Bug #63341 Docs again forget case insensitive platforms
Submitted: 20 Nov 2011 15:26 Modified: 21 Nov 2011 10:54
Reporter: Peter Laursen (Basic Quality Contributor) Email Updates:
Status: Not a Bug Impact on me:
None 
Category:MySQL Server: Documentation Severity:S3 (Non-critical)
Version:5.5 OS:Any
Assigned to: Paul Dubois CPU Architecture:Any
Tags: qc

[20 Nov 2011 15:26] Peter Laursen
Description:
http://dev.mysql.com/doc/refman/5.5/en/performance-schema-quick-start.html

"The name of the performance_schema database is lowercase, as are the names of tables within it. Queries should specify the names in lowercase. .. Before MySQL 5.5.8, the table names were uppercase, which caused problems on some systems for certain values of the lower_case_table_names system variable"

How to repeat:
This works fine on Windows with any setting of 'lower_case_table_names' for instance:

SHOW FULL TABLES FROM PerForManCe_SCHEMA;

Suggested fix:
Queries should specify the names in lowercase *on case sensitive platforms*.
[20 Nov 2011 15:38] Valeriy Kravchuk
Thank you for the problem report. Indeed, this is what we get on Windows:

mysql> show variables like 'version%';
+-------------------------+------------------------------+
| Variable_name           | Value                        |
+-------------------------+------------------------------+
| version                 | 5.5.18                       |
| version_comment         | MySQL Community Server (GPL) |
| version_compile_machine | x86                          |
| version_compile_os      | Win32                        |
+-------------------------+------------------------------+
4 rows in set (0.02 sec)

mysql> desc `pErformance_sChema`.`thReads`;
+----------------+--------------+------+-----+---------+-------+
| Field          | Type         | Null | Key | Default | Extra |
+----------------+--------------+------+-----+---------+-------+
| THREAD_ID      | int(11)      | NO   |     | NULL    |       |
| PROCESSLIST_ID | int(11)      | YES  |     | NULL    |       |
| NAME           | varchar(128) | NO   |     | NULL    |       |
+----------------+--------------+------+-----+---------+-------+
3 rows in set (0.03 sec)
[21 Nov 2011 8:38] Marc Alff
Peter,

I don't understand what the complaint in the bug report is exactly.

The performance schema tables are always lowercase,
and the documentation states that an application should write
queries using lowercase.

That is correct: it is the only way to ensure that the query will work in the application regardless of the platform used, and is the best practice.

Now, it may be the case that one *can* write a query using a different naming and this query *may* (or may not) work on some platforms, but I don't see how using platform dependent behavior on purpose, only to find out that it works differently on different platforms, is the way to use the system and to document how to write an application.

"
Queries should specify the names in lowercase.
"
is absolutely correct.

The proposed fix:
"
Queries should specify the names in lowercase *on case sensitive platforms*.
"
is precisely how queries SHOULD NOT be written.

The documentation did not "forget case insensitive platforms", it explained how queries should be written and why, even for case insensitive platforms.

This is not a bug.
[21 Nov 2011 10:54] Peter Laursen
I disagree with Marc.

On case insensitive platforms (Windows, Mac) there is no need for recommendation of specific LETTERCASE for database and table identifiers in statements.

The current text leaves the impression that using UPPERCASE will lead to problems.  It will not on case insensitive platforms.
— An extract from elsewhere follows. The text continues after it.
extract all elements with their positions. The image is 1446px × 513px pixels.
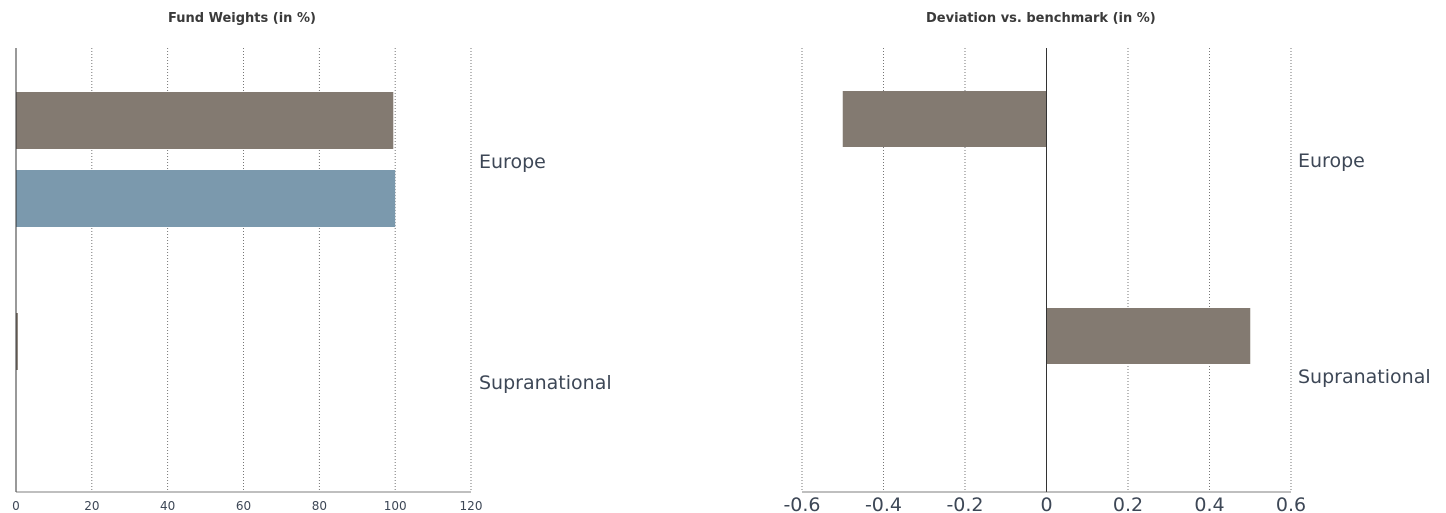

There is no difference as compared with any other database or table identifier.  MyTable, MYTABLE and mytable will work for a table named mYtABLE on Windows and Mac.

But not a big deal of course
[22 Nov 2011 22:26] Chris Wagner
This exposes the confusion that comes about from the conflation of the application layer and the file system.  Case sensitivity should be solely defined at the application level regardless of what the underlying data storage method and platform thinks about case.  I think it was a huge mistate to ever rely on the file system to name tables in the first place.  If there's a bug it should be that.  I consider it a bug that case sensitivity in the MySQL application varies between platforms.